Sunday, July 25, 2010

Recession hits Singapore unevenly

Saturday October 31, 2009
Insight Down South
By SEAH CHIANG NEE

While the rich few rejoice, many Singaporeans are making do quietly.
YOUNG Singaporeans, who were raised in an era of affluence, have been indulging in a spending binge that appears out of line with economic realities.
The splurge, which followed signs of a mild recovery in recent weeks, resulted in a strong price run-up in stocks, properties and cars, taking many economists by surprise.
It was so strong that people were ironically fearful of an asset bubble building up during a weak economy. This apparent over-indulgence appears to ignore repeated warnings from government leaders and economists that more job cuts are in store and the recession could return.
One of its sovereign wealth funds, Temasek Holdings, said that as far as it was concerned, Singapore is still in crisis.
Despite these, expensive restaurants are once again packed with weekend diners and private clubs, once quiet, are again buzzing.
Most of the big spenders are young professionals, married and singles, and the wealthy. Their buying has caused prices of resale public flats and private condominiums to soar.
And despite the downturn, car usage in Singapore – one of the costliest in the world – has risen at the expense of public transport.
Analysts have, however, pointed out that the consumer splashing is unlikely to last and is only one aspect of life in a recession.
It is confined largely to the upper-middle class and irrationally exuberant professionals, who appear unfazed by the severity of it all.
Growing up in a golden era with years of news screaming about more good times ahead, many Singaporeans seem oblivious to their country’s vulnerability to world turmoil.
The bigger story is of a struggling middle class (some two-thirds of the population) that is too badly affected to be able to buy luxury items.
When I mentioned it to an old friend, a businessman and former human resource manager, he said the wider picture is different.
For the majority of workers, jobs have been lost and take-home pay diminished.
Almost all Singaporeans, rich and poor, have lost out in the recession, the worst being the poorer class.
“I admire these people very much. Mostly old and little skilled, they struggle on silently. No time to talk about their plight, just carry on working,” he said.
During the past two years, almost every Singaporean had to dip into his own savings to sustain himself, like the government did with its reserves in an effort to protect jobs.
The picture is different for the rich, whose number has been growing substantially through immigration.
The crisis has decimated fortunes, but the bulk of high-asset owners have enough financial muscle (again like the country itself) to ride out the storm or even prosper from it.
It is largely the spending habit of this group that fuelled the recent indulgence.
Years later, if writers looked back at the current severe downturn to ask what lasting impact the global crisis had on this society, one answer would be the erosion of the middle class.
The trend was first detected in Japan, and to a lesser extent in Hong Kong and Taiwan, as these middle-class societies prospered.
The theory, known as the M-shaped society, was enunciated by Japanese strategist Kenichi Ohmae. He observed that in Japan’s “M-shape” class distribution, very few middle-class people may climb up the ladder into the upper class, while the others gradually sank to the lower classes.
These people suffered a deterioration in living standards, faced the threat of unemployment, or their average salary was dropping, he said. Gradually, they could only live the way the lower classes lived: taking the bus instead of driving their own car, cutting their budget for meals instead of dining at better restaurants, and spending less on consumer goods.
Kenichi said all this might take place while the economy enjoyed remarkable growth and overall wages rose.

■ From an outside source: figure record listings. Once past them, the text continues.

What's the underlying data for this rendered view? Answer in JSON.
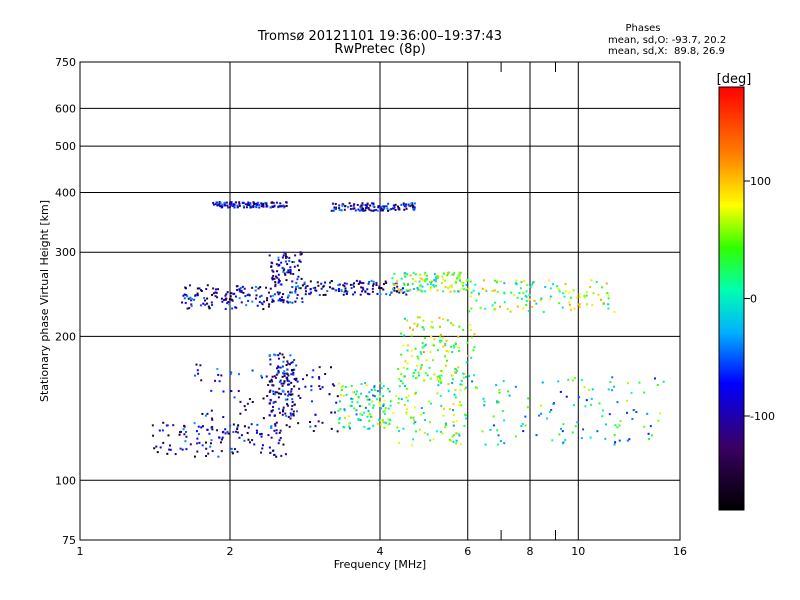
{
  "chart_data": {
    "type": "scatter",
    "title": "Tromsø 20121101 19:36:00–19:37:43",
    "subtitle": "RwPretec (8p)",
    "xlabel": "Frequency [MHz]",
    "ylabel": "Stationary phase Virtual Height [km]",
    "x_scale": "log",
    "y_scale": "log",
    "xlim": [
      1,
      16
    ],
    "ylim": [
      75,
      750
    ],
    "x_ticks": [
      1,
      2,
      4,
      6,
      8,
      10,
      16
    ],
    "y_ticks": [
      75,
      100,
      200,
      300,
      400,
      500,
      600,
      750
    ],
    "grid": true,
    "phases_box": {
      "title": "Phases",
      "line_o": "mean, sd,O: -93.7, 20.2",
      "line_x": "mean, sd,X:  89.8, 26.9"
    },
    "colorbar": {
      "label": "[deg]",
      "range": [
        -180,
        180
      ],
      "ticks": [
        100,
        0,
        -100
      ]
    },
    "clusters": [
      {
        "x": [
          1.4,
          2.6
        ],
        "y": [
          112,
          132
        ],
        "phase": -105
      },
      {
        "x": [
          1.7,
          3.3
        ],
        "y": [
          125,
          175
        ],
        "phase": -100
      },
      {
        "x": [
          2.4,
          2.7
        ],
        "y": [
          135,
          185
        ],
        "phase": -98
      },
      {
        "x": [
          3.3,
          4.2
        ],
        "y": [
          128,
          160
        ],
        "phase": 20
      },
      {
        "x": [
          4.2,
          6.0
        ],
        "y": [
          118,
          175
        ],
        "phase": 35
      },
      {
        "x": [
          6.0,
          15.0
        ],
        "y": [
          118,
          165
        ],
        "phase": 0
      },
      {
        "x": [
          1.6,
          2.4
        ],
        "y": [
          228,
          256
        ],
        "phase": -105
      },
      {
        "x": [
          2.4,
          2.8
        ],
        "y": [
          235,
          300
        ],
        "phase": -100
      },
      {
        "x": [
          2.8,
          4.6
        ],
        "y": [
          244,
          262
        ],
        "phase": -100
      },
      {
        "x": [
          4.2,
          6.0
        ],
        "y": [
          248,
          272
        ],
        "phase": 40
      },
      {
        "x": [
          6.0,
          12.0
        ],
        "y": [
          225,
          262
        ],
        "phase": 45
      },
      {
        "x": [
          1.85,
          2.6
        ],
        "y": [
          372,
          382
        ],
        "phase": -100
      },
      {
        "x": [
          3.2,
          4.7
        ],
        "y": [
          366,
          380
        ],
        "phase": -100
      },
      {
        "x": [
          4.4,
          6.2
        ],
        "y": [
          160,
          220
        ],
        "phase": 50
      }
    ]
  }
}
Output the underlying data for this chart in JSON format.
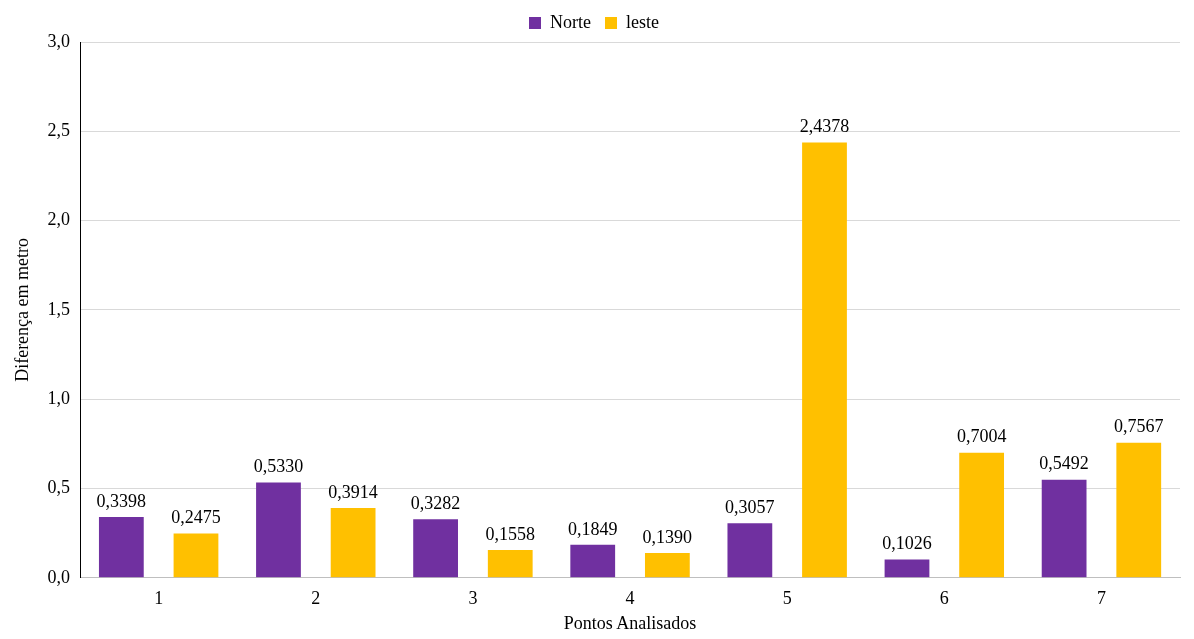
{
  "chart_data": {
    "type": "bar",
    "xlabel": "Pontos Analisados",
    "ylabel": "Diferença em metro",
    "categories": [
      "1",
      "2",
      "3",
      "4",
      "5",
      "6",
      "7"
    ],
    "series": [
      {
        "name": "Norte",
        "color": "#7030a0",
        "values": [
          0.3398,
          0.533,
          0.3282,
          0.1849,
          0.3057,
          0.1026,
          0.5492
        ],
        "value_labels": [
          "0,3398",
          "0,5330",
          "0,3282",
          "0,1849",
          "0,3057",
          "0,1026",
          "0,5492"
        ]
      },
      {
        "name": "leste",
        "color": "#ffc000",
        "values": [
          0.2475,
          0.3914,
          0.1558,
          0.139,
          2.4378,
          0.7004,
          0.7567
        ],
        "value_labels": [
          "0,2475",
          "0,3914",
          "0,1558",
          "0,1390",
          "2,4378",
          "0,7004",
          "0,7567"
        ]
      }
    ],
    "ylim": [
      0,
      3
    ],
    "yticks": [
      {
        "value": 0,
        "label": "0,0"
      },
      {
        "value": 0.5,
        "label": "0,5"
      },
      {
        "value": 1,
        "label": "1,0"
      },
      {
        "value": 1.5,
        "label": "1,5"
      },
      {
        "value": 2,
        "label": "2,0"
      },
      {
        "value": 2.5,
        "label": "2,5"
      },
      {
        "value": 3,
        "label": "3,0"
      }
    ],
    "grid": "y",
    "legend": "top"
  }
}
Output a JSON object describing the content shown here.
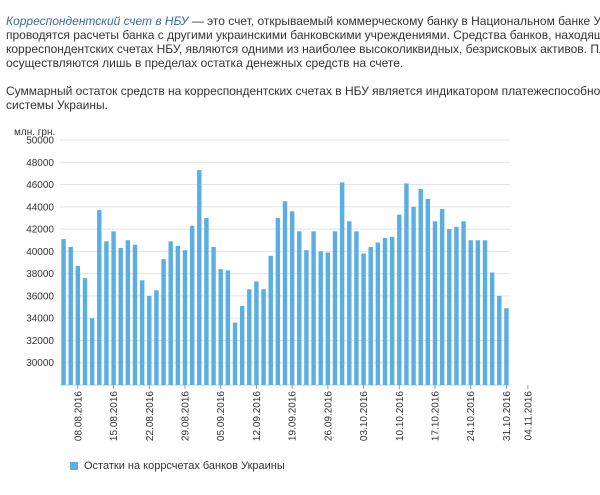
{
  "article": {
    "p1_term": "Корреспондентский счет в НБУ",
    "p1_lines": [
      " — это счет, открываемый коммерческому банку в Национальном банке Украи",
      "проводятся расчеты банка с другими украинскими банковскими учреждениями. Средства банков, находящиес",
      "корреспондентских счетах НБУ, являются одними из наиболее высоколиквидных, безрисковых активов. Плате",
      "осуществляются лишь в пределах остатка денежных средств на счете."
    ],
    "p2_lines": [
      "Суммарный остаток средств на корреспондентских счетах в НБУ является индикатором платежеспособности,",
      "системы Украины."
    ]
  },
  "chart_data": {
    "type": "bar",
    "ylabel": "млн. грн.",
    "ylim": [
      28000,
      50000
    ],
    "yticks": [
      30000,
      32000,
      34000,
      36000,
      38000,
      40000,
      42000,
      44000,
      46000,
      48000,
      50000
    ],
    "x_tick_labels": [
      "08.08.2016",
      "15.08.2016",
      "22.08.2016",
      "29.08.2016",
      "05.09.2016",
      "12.09.2016",
      "19.09.2016",
      "26.09.2016",
      "03.10.2016",
      "10.10.2016",
      "17.10.2016",
      "24.10.2016",
      "31.10.2016",
      "04.11.2016"
    ],
    "x_tick_positions": [
      2,
      7,
      12,
      17,
      22,
      27,
      32,
      37,
      42,
      47,
      52,
      57,
      62,
      65
    ],
    "series": [
      {
        "name": "Остатки на коррсчетах банков Украины",
        "color": "#5aaee3",
        "values": [
          41100,
          40400,
          38700,
          37600,
          34000,
          43700,
          40900,
          41800,
          40300,
          41000,
          40600,
          37400,
          36000,
          36500,
          39300,
          40900,
          40500,
          40100,
          42300,
          47300,
          43000,
          40400,
          38400,
          38300,
          33600,
          35100,
          36600,
          37300,
          36600,
          39600,
          43000,
          44500,
          43600,
          41800,
          40100,
          41800,
          40000,
          39900,
          41800,
          46200,
          42700,
          41800,
          39800,
          40400,
          40800,
          41200,
          41300,
          43300,
          46100,
          44000,
          45600,
          44700,
          42700,
          43800,
          42000,
          42200,
          42700,
          41000,
          41000,
          41000,
          38100,
          36000,
          34900
        ]
      }
    ]
  }
}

However, the wealth increase may concentrate in the pockets of the very few rich people in society.
The masses cannot benefit from the growth, and their living standard goes into decline. For many middle-class Singaporeans, these sound uncomfortably like home.
The government, which relies on middle-class voters to keep itself in power, has vowed to make the closure of the economic gap a national priority.
It is a doubly tough job given the economic crisis which is widening – rather than narrowing – the differences. Minister Mentor Lee Kuan Yew seems to find this gap an inevitable feature here.
Singapore has the second-highest income gap with a Gini score of 42.5 among developed economies after Hong Kong, according to the UN Development Programme report,
(The Gini Coefficient index measures the income gap between the poor and the rich in any country with zero denoting absolute equality.)
Lee was speaking at a forum with undergraduates when he rejected a minimum wage for workers to narrow this gap, saying it was more important to keep jobs.
“Never mind your Gini coefficient,” he said. “If you don’t have a job you get zero against those with jobs.” In other words it is better to have a job with lower pay than no job.
Such remarks would obviously be more acceptable, albeit grudgingly, to the previous generation of poorer citizens than the current one.
It was such logic that helped turn Singapore into the richest country in South-east Asia, with a per capita GDP income rising steadily in four decades to S$53,192 (RM130,048) in 2008.
But in today’s high-cost city with Singaporeans finding it harder and harder to cope with the crisis, his words have neither helped nor dispelled many concerns.